“Apapun bentuknya, segala macam ibadah tidak boleh mengabaikan aspek sosial, bahkan kepentingan setiap individu juga tak boleh diabaikan.”

Oleh Idham Cholid

POLEMIK tentang aturan penggunaan pengeras suara alias toa untuk masjid dan mushalla sangat menyita perhatian publik dalam dua pekan terakhir ini. Jika kita cermati, bahkan persoalannya sudah keluar dari konteks regulasinya itu sendiri.

Beberapa hari sebelum aturan itu ditetapkan, saya sempat bersilaturahmi dengan Gus Yaqut (Menteri Agama Yaqut Cholil Qoumas). Banyak hal kami bincangkan.

Ketika dia sampaikan tengah menyiapkan aturan tentang itu, terus terang, saya justru ingat pak JK, panggilan akrab Jusuf Kalla. Wapres ke 10 dan 12 itulah yang selama ini cukup sering bicara tentang pengeras suara.

Dalam kapasitas sebagai Ketua Umum Dewan Masjid Indonesia (DMI), kita tahu, sudah sejak 2012 dia tegaskan perlunya aturan yang jelas tentang penggunaan pengeras suara.

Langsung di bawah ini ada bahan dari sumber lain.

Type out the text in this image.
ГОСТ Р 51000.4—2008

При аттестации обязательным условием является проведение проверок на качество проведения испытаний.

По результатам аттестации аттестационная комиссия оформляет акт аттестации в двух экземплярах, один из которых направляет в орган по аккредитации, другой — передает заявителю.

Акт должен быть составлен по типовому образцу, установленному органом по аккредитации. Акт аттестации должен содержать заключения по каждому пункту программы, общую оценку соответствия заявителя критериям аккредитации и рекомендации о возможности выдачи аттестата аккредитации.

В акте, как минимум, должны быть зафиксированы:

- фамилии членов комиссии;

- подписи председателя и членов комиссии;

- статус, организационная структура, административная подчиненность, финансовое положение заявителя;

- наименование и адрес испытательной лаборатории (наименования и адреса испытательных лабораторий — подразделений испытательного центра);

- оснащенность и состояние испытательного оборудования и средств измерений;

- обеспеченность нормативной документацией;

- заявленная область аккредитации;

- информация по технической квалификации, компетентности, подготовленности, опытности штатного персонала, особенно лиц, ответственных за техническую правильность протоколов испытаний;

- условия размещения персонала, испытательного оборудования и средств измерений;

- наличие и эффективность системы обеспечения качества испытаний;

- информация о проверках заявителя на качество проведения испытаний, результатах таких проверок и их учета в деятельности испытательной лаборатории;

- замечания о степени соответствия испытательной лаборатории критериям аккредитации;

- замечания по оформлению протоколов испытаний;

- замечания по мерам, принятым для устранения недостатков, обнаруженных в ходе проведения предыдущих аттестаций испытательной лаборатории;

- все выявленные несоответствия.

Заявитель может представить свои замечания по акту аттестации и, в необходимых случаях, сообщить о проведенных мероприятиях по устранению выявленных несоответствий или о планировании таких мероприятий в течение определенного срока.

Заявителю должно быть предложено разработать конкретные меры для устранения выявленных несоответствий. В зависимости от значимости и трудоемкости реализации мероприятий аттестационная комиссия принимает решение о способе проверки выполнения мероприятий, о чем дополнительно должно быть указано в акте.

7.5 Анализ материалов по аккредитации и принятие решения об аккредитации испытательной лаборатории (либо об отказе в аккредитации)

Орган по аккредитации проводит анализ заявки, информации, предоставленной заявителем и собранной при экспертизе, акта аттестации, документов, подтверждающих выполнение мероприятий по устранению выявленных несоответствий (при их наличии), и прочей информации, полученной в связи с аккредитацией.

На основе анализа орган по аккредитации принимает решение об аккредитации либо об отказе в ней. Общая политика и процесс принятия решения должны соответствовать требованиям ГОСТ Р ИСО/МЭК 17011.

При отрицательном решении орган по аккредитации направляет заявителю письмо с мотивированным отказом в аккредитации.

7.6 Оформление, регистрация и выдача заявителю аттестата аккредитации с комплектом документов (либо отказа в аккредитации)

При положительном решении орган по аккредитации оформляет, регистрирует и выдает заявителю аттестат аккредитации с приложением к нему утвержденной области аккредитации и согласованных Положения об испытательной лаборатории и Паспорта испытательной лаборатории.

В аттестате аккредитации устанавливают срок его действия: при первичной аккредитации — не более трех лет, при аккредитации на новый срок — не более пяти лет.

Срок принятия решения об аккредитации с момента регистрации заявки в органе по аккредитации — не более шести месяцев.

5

“Bukan macam sound systemnya yang diatur tetapi pengaturan bunyinya,” jelas JK saat itu.

Terbaru, pada tahun lalu, kritik terbuka dia lontarkan juga. Katanya, 75 persen sound system masjid dan mushalla di Indonesia bermasalah. Dampaknya, bisa memicu ketidakpahaman jamaah terhadap isi ceramah.

“Didengar (tapi) tidak dimengerti sedangkan waktu kita di masjid itu 80 persen mendengar, 20 persen ibadah atau shalat,” terang JK.

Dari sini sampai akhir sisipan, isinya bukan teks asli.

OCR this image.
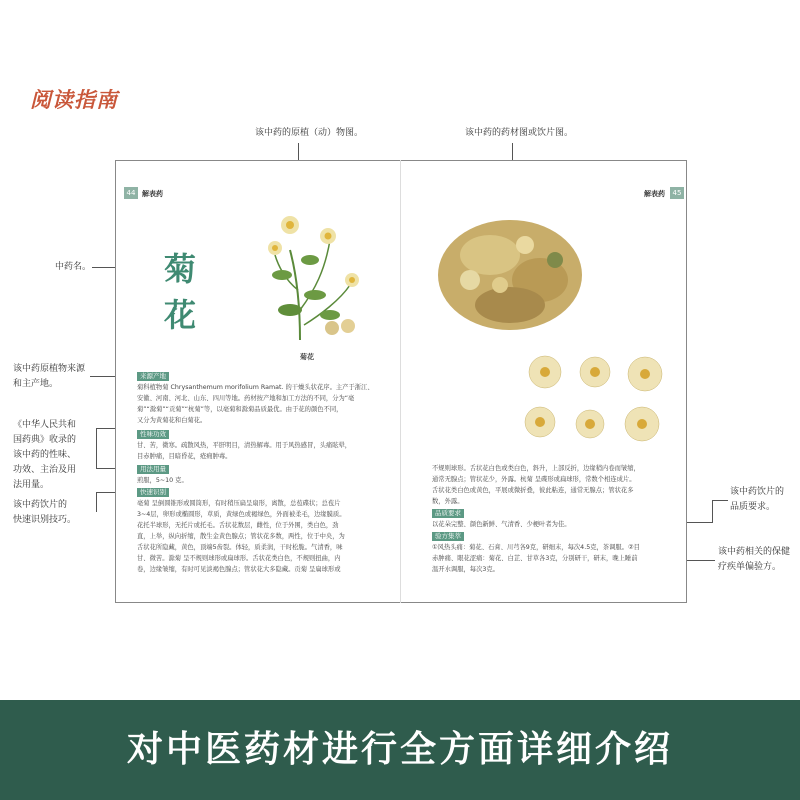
阅读指南
该中药的原植（动）物图。	该中药的药材图或饮片图。
中药名。
该中药原植物来源
和主产地。
《中华人民共和
国药典》收录的
该中药的性味、
功效、主治及用
法用量。
该中药饮片的
快速识别技巧。
该中药饮片的
品质要求。
该中药相关的保健
疗疾单偏验方。
44 解表药	45
解表药
菊
花
菊花
来源产地
菊科植物菊 Chrysanthemum morifolium Ramat. 的干燥头状花序。主产于浙江、
安徽、河南、河北、山东、四川等地。药材按产地和加工方法的不同，分为“亳
菊”“滁菊”“贡菊”“杭菊”等，以亳菊和滁菊品质最优。由于花的颜色不同，
又分为黄菊花和白菊花。
性味功效
甘、苦，微寒。疏散风热，平肝明目，清热解毒。用于风热感冒，头痛眩晕，
目赤肿痛，目暗昏花，疮痈肿毒。
用法用量
煎服，5~10 克。
快速识别
亳菊 呈倒圆锥形或圆筒形，有时稍压扁呈扇形，离散，总苞碟状；总苞片
3~4层，卵形或椭圆形，草质，黄绿色或褐绿色，外面被柔毛，边缘膜质。
花托半球形，无托片或托毛。舌状花数层，雌性，位于外围，类白色，劲
直，上举，纵向折缩，散生金黄色腺点；管状花多数，两性，位于中央，为
舌状花所隐藏，黄色，顶端5齿裂。体轻，质柔润，干时松脆。气清香，味
甘、微苦。滁菊 呈不规则球形或扁球形。舌状花类白色，不规则扭曲，内
卷，边缘皱缩，有时可见淡褐色腺点；管状花大多隐藏。贡菊 呈扁球形或
不规则球形。舌状花白色或类白色，斜升，上部反折，边缘稍内卷而皱缩，
通常无腺点；管状花少，外露。杭菊 呈碟形或扁球形，常数个相连成片。
舌状花类白色或黄色，平展或微折叠，彼此粘连，通常无腺点；管状花多
数，外露。
品质要求
以花朵完整、颜色新鲜、气清香、少梗叶者为佳。
验方集萃
①风热头痛：菊花、石膏、川芎各9克，研细末，每次4.5克，茶调服。②目
赤肿痛、眼花涩痛：菊花、白芷、甘草各3克，分别研干，研末，晚上睡前
温开水调服，每次3克。
对中医药材进行全方面详细介绍
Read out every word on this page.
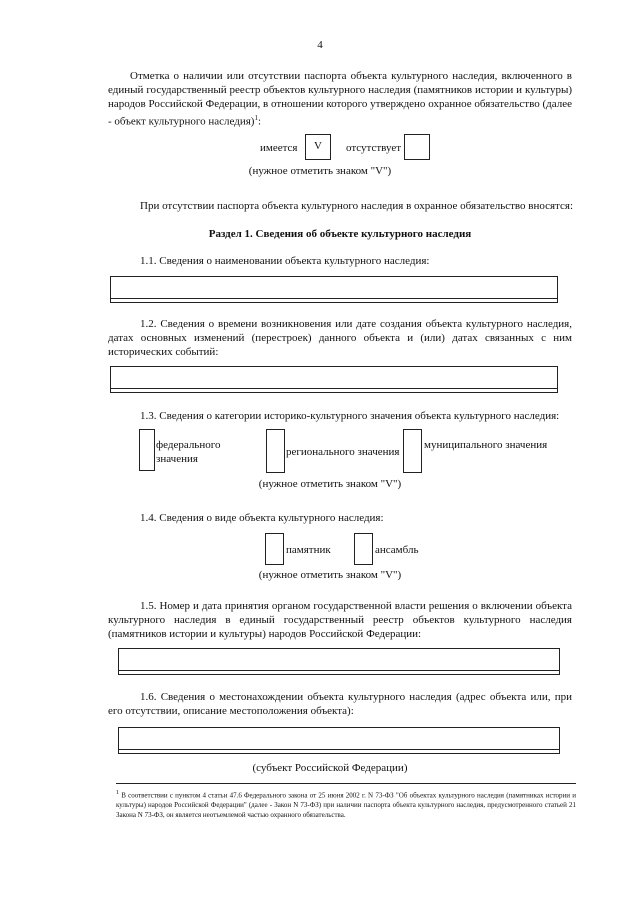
4
Отметка о наличии или отсутствии паспорта объекта культурного наследия, включенного в единый государственный реестр объектов культурного наследия (памятников истории и культуры) народов Российской Федерации, в отношении которого утверждено охранное обязательство (далее - объект культурного наследия)$^1$:
имеется	V	отсутствует
(нужное отметить знаком "V")
При отсутствии паспорта объекта культурного наследия в охранное обязательство вносятся:
Раздел 1. Сведения об объекте культурного наследия
1.1. Сведения о наименовании объекта культурного наследия:
1.2. Сведения о времени возникновения или дате создания объекта культурного наследия, датах основных изменений (перестроек) данного объекта и (или) датах связанных с ним исторических событий:
1.3. Сведения о категории историко-культурного значения объекта культурного наследия:
федерального
значения
регионального значения
муниципального значения
(нужное отметить знаком "V")
1.4. Сведения о виде объекта культурного наследия:
памятник	ансамбль
(нужное отметить знаком "V")
1.5. Номер и дата принятия органом государственной власти решения о включении объекта культурного наследия в единый государственный реестр объектов культурного наследия (памятников истории и культуры) народов Российской Федерации:
1.6. Сведения о местонахождении объекта культурного наследия (адрес объекта или, при его отсутствии, описание местоположения объекта):
(субъект Российской Федерации)
$^1$ В соответствии с пунктом 4 статьи 47.6 Федерального закона от 25 июня 2002 г. N 73-ФЗ "Об объектах культурного наследия (памятниках истории и культуры) народов Российской Федерации" (далее - Закон N 73-ФЗ) при наличии паспорта объекта культурного наследия, предусмотренного статьей 21 Закона N 73-ФЗ, он является неотъемлемой частью охранного обязательства.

Atas nama DMI, pak JK tentu memiliki kompetensi. Kita juga patut memerhatikan ihwal sound system yang dinilainya “bermasalah” itu; apakah berkaitan dengan kualitas perangkat atau murni soal manajemen dan tatakelolanya. Konon, dia telah berkeliling ke beberapa masjid di kota-kota besar, dan menemukan fakta itu.

Artinya, jika yang di kota besar saja demikian, lalu bagaimana halnya dengan keadaan masjid dan mushalla yang ada di pelosok-pelosok desa? Tentu, inilah yang harus menjadi perhatian kita bersama.

Sudah Tepat

Secara obyektif, pengaturan tentang tatakelola pengeras suara memang diperlukan. Aturan itu sudah tepat. Kita semua tentu sepakat. Meskipun kemudian ada yang menilai sebaliknya. Bagi mereka, aturan teknis semacam itu cukuplah dirumuskan oleh masyarakat sendiri. Negara tak perlu ikut campur. Itu menjadi bagian dari tanggungjawab civil society.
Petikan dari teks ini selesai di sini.